Another year with Grails
It's been a year since my "A year with Grails" blog post. Grails itself, and especially the ecosystem around it has come a long way since then!
Grails 1.3.x
We ran into a quite a few problems with the earliest iterations of the 1.3 branch, but it has stabilized a lot since then. And to be fair, some of the problems were related to the multi-tenant plugin. I've invested some time and effort into refactoring the single-db mode and increasing test coverage. This is hopefully ready to be released soon-ish.
Plugins
Although the Grails 1.3.x branch has shaped up nicely over the last releases, I believe that the most interesting innovation has been happening in various plugins. This is a good thing! Maintaining a small and stable core and occasionally including nice features from successful plugins seems like a very sensible way forward for Grails.
The maven-publisher plugin has had a huge productivity impact on how we work with internal plugins. We can finally let SVN rest in peace.
Burt Beckwith has done a really nice job with the spring-security-core plugin. Almost every web application require some sort of authentication / security so having something that's well documented and just works is a huge win!
I almost forgot to mention one of the most interesting new plugins! Marc Palmer has released a highly innovative plugin family for handling of static client side resources. The plugin makes it trivial to declare resources like javascript, stylesheets and dependencies between them. Not only will resources be bundled together to save http requests, it also provides a way for other plugins to hook into the process in order to add features like minifying and compression. There are still some bugs and rough edges, but they seem to be ironed out in time for inclusion in Grails 1.4.
There has obviously been released a number of other great plugins as well the last year and older plugins has continued to mature. Another sign of a maturing community is the forming of the Grails Plugin Collective proposed by Luke Daley.
Tooling
I strongly believe that good tooling is critical to drive adoption of any technology. It's very hard to get programmers and companies to adopt a new programming language without proper tools like debuggers, editors, deployment tools and so on.
The Grails and Groovy support in SpringSource Tool Suite has matured a lot over the last year! They've accomplished a lot more than I dreamt about just a year ago.
CodeNarc is another very interesting emerging Groovy technology. By hooking into the AST transformation API it's able to find potential bugs and bad practice in your code. They've already implemented 175 different rules and new rules are added on a regular basis.
Everyone's favorite test framework Spock, and especially the integration with Grails has continued to mature. I have yet to see anyone say something (very) negative about Spock. Everyone that hasn't already given it a spin so should definitely do so in the online console! It takes a few minutes to wrap your head around the syntax, but it's absolutely worth it!

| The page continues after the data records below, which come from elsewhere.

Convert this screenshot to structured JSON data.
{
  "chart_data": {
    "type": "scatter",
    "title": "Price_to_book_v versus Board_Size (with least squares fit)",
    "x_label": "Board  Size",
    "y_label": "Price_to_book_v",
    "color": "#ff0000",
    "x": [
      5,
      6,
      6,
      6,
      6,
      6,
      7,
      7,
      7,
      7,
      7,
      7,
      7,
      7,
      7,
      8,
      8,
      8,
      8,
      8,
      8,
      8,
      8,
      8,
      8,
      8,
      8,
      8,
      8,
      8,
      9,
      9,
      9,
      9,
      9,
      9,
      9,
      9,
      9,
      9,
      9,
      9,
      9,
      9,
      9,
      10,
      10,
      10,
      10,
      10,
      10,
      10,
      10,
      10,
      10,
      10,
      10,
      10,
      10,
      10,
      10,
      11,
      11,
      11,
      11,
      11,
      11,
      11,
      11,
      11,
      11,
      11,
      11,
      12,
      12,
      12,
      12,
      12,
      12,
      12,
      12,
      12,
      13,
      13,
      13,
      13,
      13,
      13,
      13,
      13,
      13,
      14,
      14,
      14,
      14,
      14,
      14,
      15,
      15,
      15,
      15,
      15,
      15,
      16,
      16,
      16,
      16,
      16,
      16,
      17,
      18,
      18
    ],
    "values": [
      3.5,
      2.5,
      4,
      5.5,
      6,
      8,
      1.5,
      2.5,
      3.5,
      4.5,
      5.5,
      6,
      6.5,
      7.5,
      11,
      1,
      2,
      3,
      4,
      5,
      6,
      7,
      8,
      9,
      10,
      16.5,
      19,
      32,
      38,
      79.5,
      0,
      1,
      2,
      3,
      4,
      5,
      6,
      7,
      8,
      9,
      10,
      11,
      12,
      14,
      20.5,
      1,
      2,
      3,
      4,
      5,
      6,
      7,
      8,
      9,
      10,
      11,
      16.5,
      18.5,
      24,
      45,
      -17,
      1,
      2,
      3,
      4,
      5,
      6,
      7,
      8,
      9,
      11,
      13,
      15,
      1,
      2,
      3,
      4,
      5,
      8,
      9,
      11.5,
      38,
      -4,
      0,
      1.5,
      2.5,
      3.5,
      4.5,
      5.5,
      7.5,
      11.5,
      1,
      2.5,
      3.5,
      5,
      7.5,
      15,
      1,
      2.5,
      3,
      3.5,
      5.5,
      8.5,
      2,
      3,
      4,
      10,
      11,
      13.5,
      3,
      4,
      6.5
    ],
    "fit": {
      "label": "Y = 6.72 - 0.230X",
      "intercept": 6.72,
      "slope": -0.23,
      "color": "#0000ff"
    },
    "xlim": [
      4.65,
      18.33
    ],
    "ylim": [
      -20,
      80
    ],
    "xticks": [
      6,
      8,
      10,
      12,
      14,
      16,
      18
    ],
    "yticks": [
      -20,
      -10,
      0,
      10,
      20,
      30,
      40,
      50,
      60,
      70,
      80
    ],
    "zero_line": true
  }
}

Looking forward to Grails 1.4
If everything goes according to plan the next mayor version of Grails is up for release sometime this summer(?). I'm really, really pleased with the roadmap! Better support for unit testing, updated versions of mayor dependencies like Spring and Hibernate, performance improvements and much more.
I'm especially intrigued by the AST transformation work done by Graeme Rocher. Lots of things that are added by various Groovy runtime method invocation interception techniques today will now be added at compile time using AST transformations. This might result in better performance and perhaps even improved Java / IDE integration.
Wish-list
Last year's post had a wish-list so I'll add one this year as well, even though the 1.4 roadmap already pretty much serves the same purpose.
- Further core stabilization and performance related work. This is by far the most important thing as far as I'm concerned!
- Improved start-up performance, perhaps give plugins the ability to execute long running tasks in a thread pool during start-up?
- "Continues testing", productivity boost for test driven development. It would be awesome if it would be possible to start the application in test mode and have Grails listening for code changes and automatically re-run the affected tests. I would really love to see Grails continue to push the boundaries on this area!
- Make sure that new Spring features like scheduling and caching works as expected in Grails. I'm pretty sure that a huge part of the developers using Groovy today got started because of the smooth transition from Java. Grails should be the same way when it comes to Spring and Spring MVC. Being able to bring as much Spring knowledge as possible into Grails (and the other way around) would not only be nice, but also help drive Grails adoption amongst Spring developers.